Consumers routinely go through a decision making process when they make a sizable investment in a product or service. It’s not uncommon for a new or even veteran sales person to be fooled into believing they can shortcut this process.
This is a true story about Tony, a seasoned sales person with a high tech communications company. Tony’s customer contact is Steve. Little did Tony know, but Steve had already conducted an extensive background check on Tony’s organization, products, and services and very much liked what he saw.
When Tony arrived at Steve’s office, Steve immediately ushered Tony in to his office. Steve started the conversation with how grateful he is that Tony came to visit and how much he liked Tony’s products and services. Steve stated that he is ready and willing to move forward as long as Tony’s prices are acceptable. Of course Tony is delighted to say the least and moves into his proposal and the cost of his solution. Steve said he would need the offer in writing and Tony promptly offered to have a quote to him in the afternoon. Tony rushed back to the office and worked up the quote, taking 10% off the price, and overnights it to Steve. Tony followed-up with a phone call the next day but Steve was unavailable. Tony called again the next day and Steve stated he has not had a chance to review the proposal but is going out of town for the week and would review it on the plane.

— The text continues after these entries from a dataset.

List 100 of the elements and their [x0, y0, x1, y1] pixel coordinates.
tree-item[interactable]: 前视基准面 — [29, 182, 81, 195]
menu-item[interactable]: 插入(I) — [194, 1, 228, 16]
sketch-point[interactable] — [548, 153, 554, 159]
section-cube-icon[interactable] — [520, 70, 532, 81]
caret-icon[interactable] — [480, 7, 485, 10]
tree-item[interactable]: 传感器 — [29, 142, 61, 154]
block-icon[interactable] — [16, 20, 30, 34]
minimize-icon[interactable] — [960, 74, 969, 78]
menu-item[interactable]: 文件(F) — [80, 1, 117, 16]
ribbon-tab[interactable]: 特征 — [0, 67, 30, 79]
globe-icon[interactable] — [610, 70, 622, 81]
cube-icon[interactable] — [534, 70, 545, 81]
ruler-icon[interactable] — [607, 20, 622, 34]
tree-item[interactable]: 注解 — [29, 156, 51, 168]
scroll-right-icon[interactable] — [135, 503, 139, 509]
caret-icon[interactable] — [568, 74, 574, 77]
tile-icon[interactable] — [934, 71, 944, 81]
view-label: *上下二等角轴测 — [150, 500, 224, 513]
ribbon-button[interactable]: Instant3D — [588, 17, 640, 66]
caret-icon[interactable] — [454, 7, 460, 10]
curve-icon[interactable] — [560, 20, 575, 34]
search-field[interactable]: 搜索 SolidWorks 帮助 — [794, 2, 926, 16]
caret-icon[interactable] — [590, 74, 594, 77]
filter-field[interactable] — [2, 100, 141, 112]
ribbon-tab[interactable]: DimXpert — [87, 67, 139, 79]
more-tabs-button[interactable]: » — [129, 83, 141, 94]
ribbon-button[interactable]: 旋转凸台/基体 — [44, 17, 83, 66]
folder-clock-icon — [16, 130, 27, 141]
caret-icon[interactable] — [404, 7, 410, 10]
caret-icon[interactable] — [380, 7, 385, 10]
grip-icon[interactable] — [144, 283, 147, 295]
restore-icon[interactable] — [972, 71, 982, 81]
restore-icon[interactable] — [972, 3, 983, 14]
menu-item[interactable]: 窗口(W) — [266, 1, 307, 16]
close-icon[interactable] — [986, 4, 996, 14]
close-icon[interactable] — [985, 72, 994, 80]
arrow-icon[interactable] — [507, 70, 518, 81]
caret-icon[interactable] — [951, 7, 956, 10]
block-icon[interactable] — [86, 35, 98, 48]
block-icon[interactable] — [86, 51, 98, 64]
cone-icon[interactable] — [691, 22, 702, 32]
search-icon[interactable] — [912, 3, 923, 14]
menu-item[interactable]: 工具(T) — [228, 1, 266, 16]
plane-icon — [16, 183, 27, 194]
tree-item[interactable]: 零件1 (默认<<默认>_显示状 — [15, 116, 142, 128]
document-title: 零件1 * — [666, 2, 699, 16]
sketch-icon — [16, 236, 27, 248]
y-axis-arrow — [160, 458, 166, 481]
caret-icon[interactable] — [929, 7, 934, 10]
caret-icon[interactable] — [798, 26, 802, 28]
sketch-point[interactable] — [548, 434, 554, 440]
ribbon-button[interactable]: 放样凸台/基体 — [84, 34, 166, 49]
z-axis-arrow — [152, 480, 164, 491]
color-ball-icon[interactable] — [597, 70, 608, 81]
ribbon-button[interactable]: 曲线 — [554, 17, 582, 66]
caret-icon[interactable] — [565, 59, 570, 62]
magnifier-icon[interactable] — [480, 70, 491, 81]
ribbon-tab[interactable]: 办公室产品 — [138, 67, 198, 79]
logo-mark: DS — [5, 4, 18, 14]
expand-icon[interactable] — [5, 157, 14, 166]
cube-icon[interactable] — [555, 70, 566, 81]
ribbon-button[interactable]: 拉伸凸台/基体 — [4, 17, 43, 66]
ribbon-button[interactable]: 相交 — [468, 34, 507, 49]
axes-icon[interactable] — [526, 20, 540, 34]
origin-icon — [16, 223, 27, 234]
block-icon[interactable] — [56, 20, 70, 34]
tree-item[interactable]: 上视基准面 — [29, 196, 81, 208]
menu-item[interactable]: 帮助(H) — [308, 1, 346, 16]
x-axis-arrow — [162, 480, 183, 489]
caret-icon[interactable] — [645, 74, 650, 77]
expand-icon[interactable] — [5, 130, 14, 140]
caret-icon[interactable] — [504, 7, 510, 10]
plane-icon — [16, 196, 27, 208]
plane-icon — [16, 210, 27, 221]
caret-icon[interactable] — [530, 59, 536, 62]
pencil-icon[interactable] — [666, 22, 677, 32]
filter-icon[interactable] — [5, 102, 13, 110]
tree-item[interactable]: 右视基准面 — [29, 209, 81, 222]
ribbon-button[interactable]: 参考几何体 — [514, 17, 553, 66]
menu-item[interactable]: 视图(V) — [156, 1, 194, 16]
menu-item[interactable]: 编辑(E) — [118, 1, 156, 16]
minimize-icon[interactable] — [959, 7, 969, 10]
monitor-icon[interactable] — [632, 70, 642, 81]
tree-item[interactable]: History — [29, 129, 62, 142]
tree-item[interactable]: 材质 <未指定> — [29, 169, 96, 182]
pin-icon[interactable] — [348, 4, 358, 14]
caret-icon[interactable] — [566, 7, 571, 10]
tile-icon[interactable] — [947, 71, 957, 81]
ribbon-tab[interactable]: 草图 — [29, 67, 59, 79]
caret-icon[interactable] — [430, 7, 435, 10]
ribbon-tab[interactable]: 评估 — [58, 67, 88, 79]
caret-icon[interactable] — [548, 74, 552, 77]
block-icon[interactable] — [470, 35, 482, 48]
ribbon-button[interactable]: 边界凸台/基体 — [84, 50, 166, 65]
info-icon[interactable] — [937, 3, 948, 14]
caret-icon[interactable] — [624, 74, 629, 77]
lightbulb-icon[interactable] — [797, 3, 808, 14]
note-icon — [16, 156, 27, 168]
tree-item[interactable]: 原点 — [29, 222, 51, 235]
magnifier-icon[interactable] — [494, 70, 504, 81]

When Steve returns, Tony contacts Steve who states he had reviewed the proposal but needs a much better price because a competitor of Tony’s has offered a price 10% below his. Tony takes another 10% off the price and Steve says he needs to review the full proposal with his boss.
I think you would agree that this is not an uncommon sales interaction. The likely outcome is either the business at a 20% loss or no business at all because the competition has just met Tony’s new price. Little did Steve know but his organization had a more significant business issue that needed to be solved soon. Little did Tony know that Steve was not fully aware of this issue and that he had just the solution for Steve.
A true sales professional needs to understand and respect the potential buyer’s decision making process. A sales consultant can then utilize an effective selling process to help the client discover business issues that are most important to act on now.
Key Skill Elements Are:
- A specific and measurable Call Objective
- A Customer Focused Compelling Business Reason – (as opposed to an elevator speech)
- Mastery of asking Probing Questions targeted to explore opportunities and confirm needs
- Powerful and influential benefit solutions to high priority customer needs
- Effectively Handling Objections without Negotiating – (giving anything away)
- Negotiating differences – (unresolved objections) only after all selling is exhausted
- Closing each customer interaction for measurable customer commitments to advance forward
If the sales professional can stay with or slightly ahead of the customers buying process they will have a greater degree of control and likelihood of making the sales. This mutually satisfying sales/client relationship will result in more high priority solutions for the customer and greater revenue and profits for the salesperson’s organization.